Commenting that “some would say that this is how the use of fossil fuels is maintained”, Juen wonders: “But then what is the compromise between people who have enough energy and those who do not. Is not it? And that means that, perhaps, carbon capture should still be on the table, until the system is reliable enough that you no longer need fossil fuels. “
Carbon capture refers to technology designed to capture carbon dioxide from high-emission activities, such as electricity generation or industrial facilities, that use either fossil fuels or biomass as fuel.
What does this mean for climate goals?
During 2021, $ 750 billion will be spent globally on clean energy technologies. But that “remains far below” what is needed for climate goals, the IEA said.
Such consumption would have to double during the 2020s to keep temperatures “well below” the 2.0 degree Celsius rise. And they should more than triple, to stay at a rise of 1.5 degrees Celsius.
The countries that signed the 2015 Paris Agreement have agreed to limit the rise in global temperatures to 1.5 degrees Celsius – a threshold that scientists say could prevent the worst impact of global warming.
Putting the world on track for net zero emissions by 2050 – a goal set in the Paris Agreement that requires investment in a transition to clean energy, to accelerate from current levels to about $ 4 trillion a year by 2030. The IEA marked this as an increase of more than three times the current investment.
Lack of metal
Lithium, cobalt and nickel are metals necessary for the production of renewable energy, as well as for the production of electric vehicles.
UBS stated in a recent assessment that the demand for lithium will increase 11 times, three times for cobalt and twice for nickel in the next decade.
“However, there is not enough supply to meet this demand projection, we conclude based on our knowledge of well-known projects today,” the bank said.

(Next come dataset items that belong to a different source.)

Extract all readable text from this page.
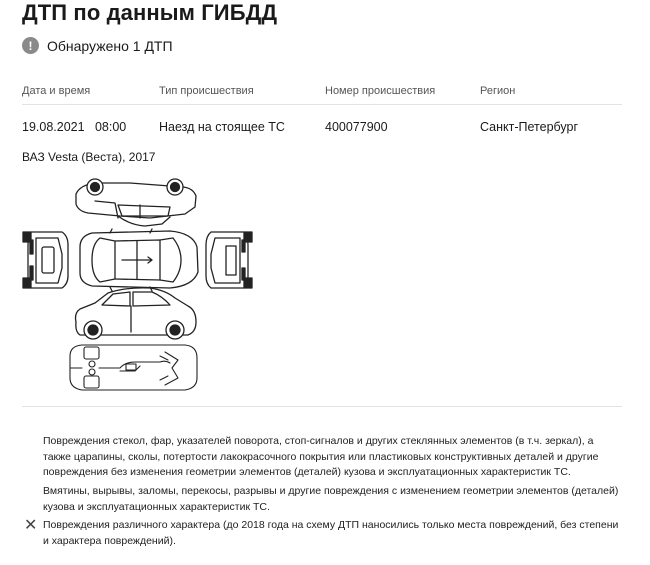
ДТП по данным ГИБДД
!	Обнаружено 1 ДТП
Дата и время	Тип происшествия	Номер происшествия	Регион
19.08.2021   08:00	Наезд на стоящее ТС	400077900	Санкт-Петербург
ВАЗ Vesta (Веста), 2017
Повреждения стекол, фар, указателей поворота, стоп-сигналов и других стеклянных элементов (в т.ч. зеркал), а также царапины, сколы, потертости лакокрасочного покрытия или пластиковых конструктивных деталей и другие повреждения без изменения геометрии элементов (деталей) кузова и эксплуатационных характеристик ТС.
Вмятины, вырывы, заломы, перекосы, разрывы и другие повреждения с изменением геометрии элементов (деталей) кузова и эксплуатационных характеристик ТС.
✕ Повреждения различного характера (до 2018 года на схему ДТП наносились только места повреждений, без степени и характера повреждений).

According to these estimates, the deficit in the supply of lithium will appear in 2024, cobalt in 2023, and nickel already this year, in 2021.
UBS predicted that the current problems with electricity in China will make those shortages clear.
“The supply chain for electric vehicle parts depends almost entirely on China. Problems with the supply of materials and long-term power shortages could lead to shortages “upstream” (materials and parts needed in the car production phase), the bank said in an October note.